Basic poverty keeps me from being an early adopter.
This has saved me from a thing or three.
Occasionally, I'm just late to the party.
I'd have bought a Colt 2000 or a Remington R51 the day they hit the shelves if I'd had any money at the time.
Happily...
Well, the gun rags are all a quiver about this new Rost Martin RM1C.
It's a plastic framed striker fired 9mm.
Again.
How many is it now?
It looks like a screaming deal with a sub-$500 MSRP.

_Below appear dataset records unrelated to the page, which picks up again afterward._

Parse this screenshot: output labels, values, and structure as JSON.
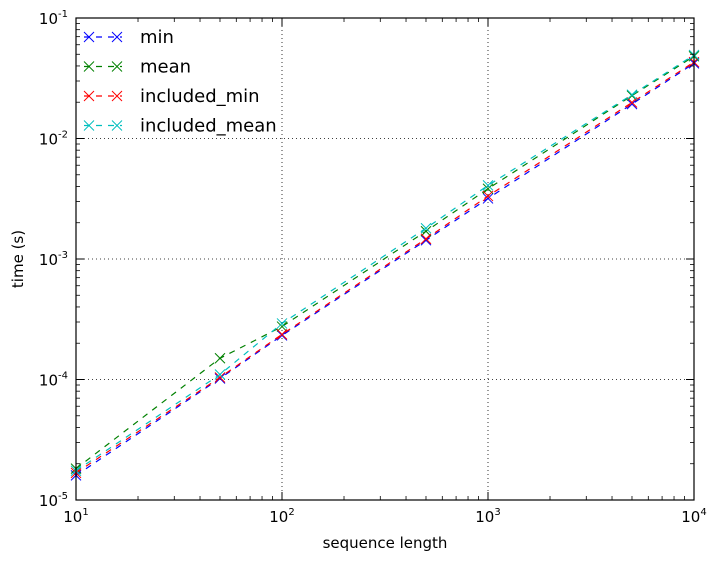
{
  "chart_data": {
    "type": "line",
    "xscale": "log",
    "yscale": "log",
    "xlim": [
      10,
      10000
    ],
    "ylim": [
      1e-05,
      0.1
    ],
    "xlabel": "sequence length",
    "ylabel": "time (s)",
    "xticks": [
      {
        "value": 10,
        "base": "10",
        "exp": "1"
      },
      {
        "value": 100,
        "base": "10",
        "exp": "2"
      },
      {
        "value": 1000,
        "base": "10",
        "exp": "3"
      },
      {
        "value": 10000,
        "base": "10",
        "exp": "4"
      }
    ],
    "yticks": [
      {
        "value": 1e-05,
        "base": "10",
        "exp": "-5"
      },
      {
        "value": 0.0001,
        "base": "10",
        "exp": "-4"
      },
      {
        "value": 0.001,
        "base": "10",
        "exp": "-3"
      },
      {
        "value": 0.01,
        "base": "10",
        "exp": "-2"
      },
      {
        "value": 0.1,
        "base": "10",
        "exp": "-1"
      }
    ],
    "grid": true,
    "legend_position": "top-left",
    "x": [
      10,
      50,
      100,
      500,
      1000,
      5000,
      10000
    ],
    "series": [
      {
        "name": "min",
        "color": "#0000ff",
        "values": [
          1.6e-05,
          0.000102,
          0.000232,
          0.00143,
          0.00318,
          0.0193,
          0.042
        ]
      },
      {
        "name": "mean",
        "color": "#008000",
        "values": [
          1.82e-05,
          0.00015,
          0.000275,
          0.0017,
          0.00383,
          0.0227,
          0.0481
        ]
      },
      {
        "name": "included_min",
        "color": "#ff0000",
        "values": [
          1.68e-05,
          0.000104,
          0.000237,
          0.00147,
          0.00333,
          0.0199,
          0.0431
        ]
      },
      {
        "name": "included_mean",
        "color": "#00bfbf",
        "values": [
          1.75e-05,
          0.00011,
          0.000292,
          0.0018,
          0.00408,
          0.0231,
          0.0493
        ]
      }
    ]
  }
}
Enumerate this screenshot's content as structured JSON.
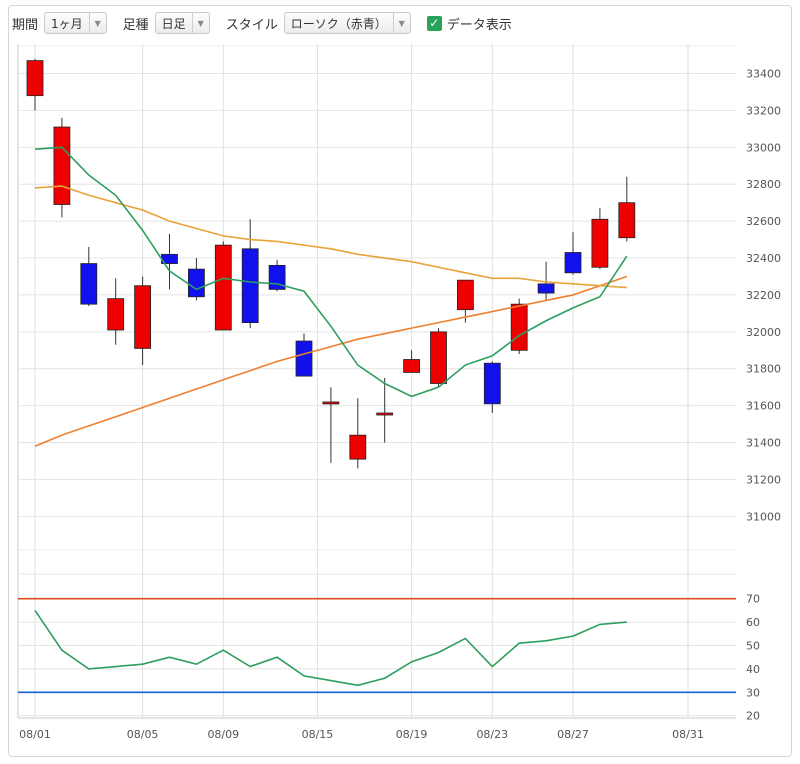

But so's a S&W SD9 2.0, it's sub $400.
I'm jaded.
I've watched the new hotness come and go too many times.
I got a S&W M&P because they were the hotness, just in time for all the gunwriters to switch back to Glocks.
Nothing wrong with either.
There's prolly nothing wrong with the RM1C.
But I can also remember when the P320 was teh hawtness. Then they started going off on their own. Bet the Army is happy they skipped field trials, huh?
But I want this new gun to make it. We need more successful American companies, not fewer.
We don't need American companies importing rebranded foreign guns neither.
One reason I'm a bit of a neophobe is because I've had my fingers burnt going after "the new hotness." I have a box full of eight-track tapes somewhere to attest to that. (Parenthetically, I never did understand why eight-tracks went out of use---they're very nice on long car trips when I don't want to have to fiddle endlessly with the car stereo.)
ReplyDelete8-Track tapes were generally less reliable than cassettes. They were also bulkier and had less playtime per tape.
DeleteAuto-reverse on cassette players did more to kill them than anything else, but the introduction of the CD player killed them both.
Now I'm bluetoothin' my tunes from my phone.